It’s typically an overwhelmingly positive and uplifting experience. But there are times when you have to hear something hard, that challenges you, and makes you rethink your approach. I have learned to view even the negative comments in a positive light because they’re a guidebook for customer pain points and a signpost to opportunities. Negative feedback provides clarity on the ways you can improve, so instead of letting unflattering comments create frustration, use them as your source of innovation.
What Customers Really Want
Customer experience isn’t just about them being happy with the product or price, though obviously those two factors are important. It’s about every interaction customers have with your company.

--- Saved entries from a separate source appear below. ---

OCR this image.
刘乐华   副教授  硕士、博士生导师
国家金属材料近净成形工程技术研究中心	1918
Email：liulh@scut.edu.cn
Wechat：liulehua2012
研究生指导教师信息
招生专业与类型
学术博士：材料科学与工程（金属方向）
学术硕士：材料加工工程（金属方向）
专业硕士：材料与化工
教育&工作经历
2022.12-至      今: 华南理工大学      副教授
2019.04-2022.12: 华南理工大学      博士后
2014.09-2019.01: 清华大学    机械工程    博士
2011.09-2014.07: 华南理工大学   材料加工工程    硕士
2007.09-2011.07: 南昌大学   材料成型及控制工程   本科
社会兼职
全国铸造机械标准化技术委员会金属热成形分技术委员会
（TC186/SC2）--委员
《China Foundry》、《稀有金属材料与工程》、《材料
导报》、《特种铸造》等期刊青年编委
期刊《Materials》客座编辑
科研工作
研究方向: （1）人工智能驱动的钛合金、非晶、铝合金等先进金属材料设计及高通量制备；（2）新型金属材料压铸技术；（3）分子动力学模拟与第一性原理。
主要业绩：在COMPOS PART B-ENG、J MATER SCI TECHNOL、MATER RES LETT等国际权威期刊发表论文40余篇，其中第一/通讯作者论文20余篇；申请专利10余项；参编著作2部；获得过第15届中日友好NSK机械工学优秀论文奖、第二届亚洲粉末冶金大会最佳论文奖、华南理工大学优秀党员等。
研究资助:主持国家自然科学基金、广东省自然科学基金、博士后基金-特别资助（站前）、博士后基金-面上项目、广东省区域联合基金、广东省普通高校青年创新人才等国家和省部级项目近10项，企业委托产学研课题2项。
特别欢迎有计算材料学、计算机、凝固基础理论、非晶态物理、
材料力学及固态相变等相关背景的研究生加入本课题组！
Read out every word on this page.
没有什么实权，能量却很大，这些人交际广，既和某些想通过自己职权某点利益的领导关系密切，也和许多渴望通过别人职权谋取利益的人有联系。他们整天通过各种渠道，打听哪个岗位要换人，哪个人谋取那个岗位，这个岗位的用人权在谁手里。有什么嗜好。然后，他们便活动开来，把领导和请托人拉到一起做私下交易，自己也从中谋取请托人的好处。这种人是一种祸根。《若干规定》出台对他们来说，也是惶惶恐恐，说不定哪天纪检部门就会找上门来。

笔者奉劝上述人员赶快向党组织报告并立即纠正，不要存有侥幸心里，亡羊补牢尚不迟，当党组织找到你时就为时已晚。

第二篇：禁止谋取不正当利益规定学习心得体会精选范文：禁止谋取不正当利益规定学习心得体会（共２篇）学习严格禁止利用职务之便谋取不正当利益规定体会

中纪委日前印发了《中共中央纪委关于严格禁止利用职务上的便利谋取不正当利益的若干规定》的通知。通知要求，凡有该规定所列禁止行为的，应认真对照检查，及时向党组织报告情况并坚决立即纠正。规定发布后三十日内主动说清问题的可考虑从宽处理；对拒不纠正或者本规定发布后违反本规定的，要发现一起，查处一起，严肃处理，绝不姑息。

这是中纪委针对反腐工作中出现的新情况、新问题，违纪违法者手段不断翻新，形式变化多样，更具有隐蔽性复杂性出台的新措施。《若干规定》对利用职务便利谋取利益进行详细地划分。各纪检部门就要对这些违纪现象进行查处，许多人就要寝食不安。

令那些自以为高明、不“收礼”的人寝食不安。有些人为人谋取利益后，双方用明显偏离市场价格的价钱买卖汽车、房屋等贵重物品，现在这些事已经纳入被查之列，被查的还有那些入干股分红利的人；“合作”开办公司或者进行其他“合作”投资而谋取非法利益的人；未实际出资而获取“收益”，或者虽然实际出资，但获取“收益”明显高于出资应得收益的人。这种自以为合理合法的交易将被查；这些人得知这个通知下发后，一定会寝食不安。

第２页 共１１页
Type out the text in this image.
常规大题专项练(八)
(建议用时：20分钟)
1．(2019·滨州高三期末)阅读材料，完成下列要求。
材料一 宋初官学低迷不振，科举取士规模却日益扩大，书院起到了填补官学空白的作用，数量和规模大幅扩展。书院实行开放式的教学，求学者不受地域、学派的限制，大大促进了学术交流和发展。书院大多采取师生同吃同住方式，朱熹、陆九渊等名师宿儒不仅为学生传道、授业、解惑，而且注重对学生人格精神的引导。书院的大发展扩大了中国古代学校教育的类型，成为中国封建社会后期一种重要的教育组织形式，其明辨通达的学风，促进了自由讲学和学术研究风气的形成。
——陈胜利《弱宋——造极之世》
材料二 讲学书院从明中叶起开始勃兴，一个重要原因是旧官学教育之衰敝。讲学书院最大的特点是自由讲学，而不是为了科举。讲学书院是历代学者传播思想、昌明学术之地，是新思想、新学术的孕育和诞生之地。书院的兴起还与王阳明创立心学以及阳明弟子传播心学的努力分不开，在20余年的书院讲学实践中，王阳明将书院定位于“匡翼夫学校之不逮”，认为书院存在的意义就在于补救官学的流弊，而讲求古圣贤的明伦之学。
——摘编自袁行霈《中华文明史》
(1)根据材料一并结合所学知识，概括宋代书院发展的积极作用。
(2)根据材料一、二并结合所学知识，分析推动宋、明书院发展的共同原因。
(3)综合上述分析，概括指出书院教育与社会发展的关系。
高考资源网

That desire for personal experiences has fueled the boom in small-batch, artisan, bespoke and craft products of all types over the past several years. Customers are longing for personal connections from the companies they patronize. An Etsy shop owner or local brew master can offer a personal, authentic customer experience naturally because they’re typically dealing with a small pool of consumers. It’s more difficult to provide a personal touch and authenticity at scale, but to deliver a great customer experience every time, you have to find a way to keep customers coming back. It takes a realization that the entire experience has to be optimized.
The Path to Scaling: Customer Experience Automation
Traditionally companies might try to find this scale through marketing automation or CRM tools, but no matter how these tools are used it’s hard to scale with the type of personal touches that can happen when you’re engaging 1:1. We know it’s possible, as we see with big brands like Netflix, Amazon, Peloton, and Zappos, but technology wasn’t providing what SMBs needed to create this personalization at scale.
That’s where customer experience automation can help — streamlining the right processes to create more time for you and your team to spend on high-value customer engagement. With customer experience automation, brands of all sizes can leverage their customer data to create an ongoing dialogue that’s unique to every customer, allowing for an experience that is as good or better than what they received when the company was able to service every customer one at a time.
In a time where companies are making major pivots and experiencing downturn, improving the customer experience is a must. It may not be the first thought for companies that are looking to cut costs, but given the value it adds it ought to be at the top of the list. Making the customer experience center stage and responding to shifting customer needs will allow companies to adjust their strategy appropriately and craft a unique identity that differentiates themselves from competitors.